Egypt Announces Residency Plan for Foreigners Who Buy Apartments in the Country

The Egyptian government announced its plans to give residency to foreigners who own apartments, in an effort to attract investors and revive the condo selling market.

In a statement from the Ministry of Housing, Deputy Minister of Housing Khaled Abbas said that living permits will be given to foreigners in return for owning a living unit, under law 230 of 1996. However, this only applies if the owned condos are in fully built buildings.

These permits will be labelled under temporary living visas for non-touristic reasons and will last for five years, with possibility of renewal. However, the permits will only be given to people with a condo or condos that cost more than $400,000. If the condos cost at least $200,000 then owners are given permits for three years, with a chance of renewal.

Abbas added that for units under construction, permits will only be given to its foreign owners once they pay the entire price of the apartment in dollars, with at least 40 percent in advance or 100,000 dollars.

Accordingly, whoever aims to obtain a permit should present a preliminary contract with the apartment owner, stamped by the owning entity of the land upon which the condo is built. This could be the New Urban Communities Authority, the Tourism Development Authority, or another.

The owning entity of the land should send a letter approving the process. Moreover, a bank should also present a letter proving the transfer of the entire value of the money from abroad. The amount of money sent will then be used by the visa issuing authority to determine the duration that the condo buyer is allowed to stay in the country.

Both letters should also specify if the condo is under construction and if so determine a date of finish, within four years.

As for people who want to renew their permit, they should submit a letter from the original condo owner specifying they are still the current owners of the unit, as well as a letter determining the situation of the unit from the specified authority. The letter should include the timing, which the building needs to be finished, which should be within four years. The bank should also submit a letter showing the original transaction to buy the unit in both dollars and Egyptian pounds.

Abbas concluded that three standardized examples will be created for the three letters.

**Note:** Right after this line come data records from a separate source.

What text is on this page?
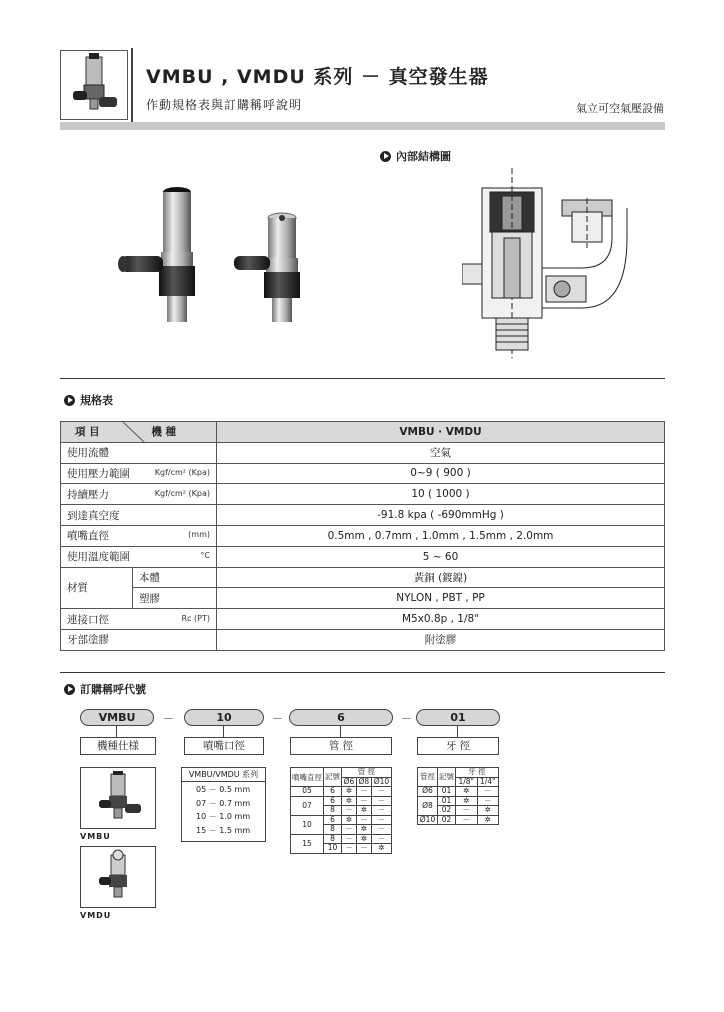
VMBU , VMDU 系列 － 真空發生器
作動規格表與訂購稱呼說明	氣立可空氣壓設備
內部結構圖
規格表
項 目 機 種		VMBU · VMDU
使用流體		空氣
使用壓力範圍 Kgf/cm² (Kpa)		0~9 ( 900 )
持續壓力 Kgf/cm² (Kpa)		10 ( 1000 )
到達真空度		-91.8 kpa ( -690mmHg )
噴嘴直徑 (mm)		0.5mm , 0.7mm , 1.0mm , 1.5mm , 2.0mm
使用溫度範圍 °C		5 ~ 60
材質	本體	黃銅 (鍍鎳)
	塑膠	NYLON , PBT , PP
連接口徑 Rc (PT)		M5x0.8p , 1/8"
牙部塗膠		附塗膠
訂購稱呼代號
VMBU	－	10	－	6	－	01
機種仕様	噴嘴口徑	管 徑	牙 徑
VMBU
VMDU
VMBU/VMDU 系列
05 － 0.5 mm
07 － 0.7 mm
10 － 1.0 mm
15 － 1.5 mm
噴嘴直徑	記號	管 徑		
		Ø6	Ø8	Ø10
05	6	✲	－	－
07	6	✲	－	－
	8	－	✲	－
10	6	✲	－	－
	8	－	✲	－
15	8	－	✲	－
	10	－	－	✲
管徑	記號	牙 徑	
		1/8"	1/4"
Ø6	01	✲	－
Ø8	01	✲	－
	02	－	✲
Ø10	02	－	✲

These plans come at a time where Egypt has been trying to find innovative ways to encourage investment in the country. Egypt recently ratified its new investment law, which aims to encourage investment through creating new incentives, easing government restrictions and introducing new laws to protect investment money from arbitrary decisions, as well as ease cross border trade.

The move to give foreigners residency is actually a move that falls under one of the key sections of the new investment law. More broadly, the new investment law specified that all investors in Egypt are eligible for residency for at least one year until their “business” is over. Since buying apartments is considered an investment, this naturally makes apartment owners eligible for residency.

However, the investment law also targets business owners, so the rest of its rules mainly address that, allowing foreign business owners to employ ten percent of their labor as foreigners, to be increased to a maximum of 20 percent when found suitable.

The law also gives investors immunity to the systems as it does not allow public administrative authorities to revoke licenses issued for investment projects.

Egypt has been trying to pose as an attractive investment destination ever since an economic crisis hit the country in 2013. The government had to adopt austerity measures including floating the pound, which lead to severe price increases including a fifty percent fuel hike and a twenty-five percent electricity hike.

However, recent economic reports have praised Egypt’s situation, even encouraging its return as an investment hub. Back in July, Cairo was ranked as the most attractive city for investments in Africa, snatching the 64th place worldwide.

In a recent report by Rand Merchant Bank (RMB), Egypt was ranked as ‘Africa’s best investment destination’ for the second year in a row.

RMB attributed Egypt’s top position to two factors: that the country is Africa’s highest gross domestic producer, and that it enjoys the single largest consumption market in the MENA region. The report also observed that Egypt has the most diversified market in Africa, and “strides that have been made to improve the investment and legal business environment”, with a growth forecast at four percent.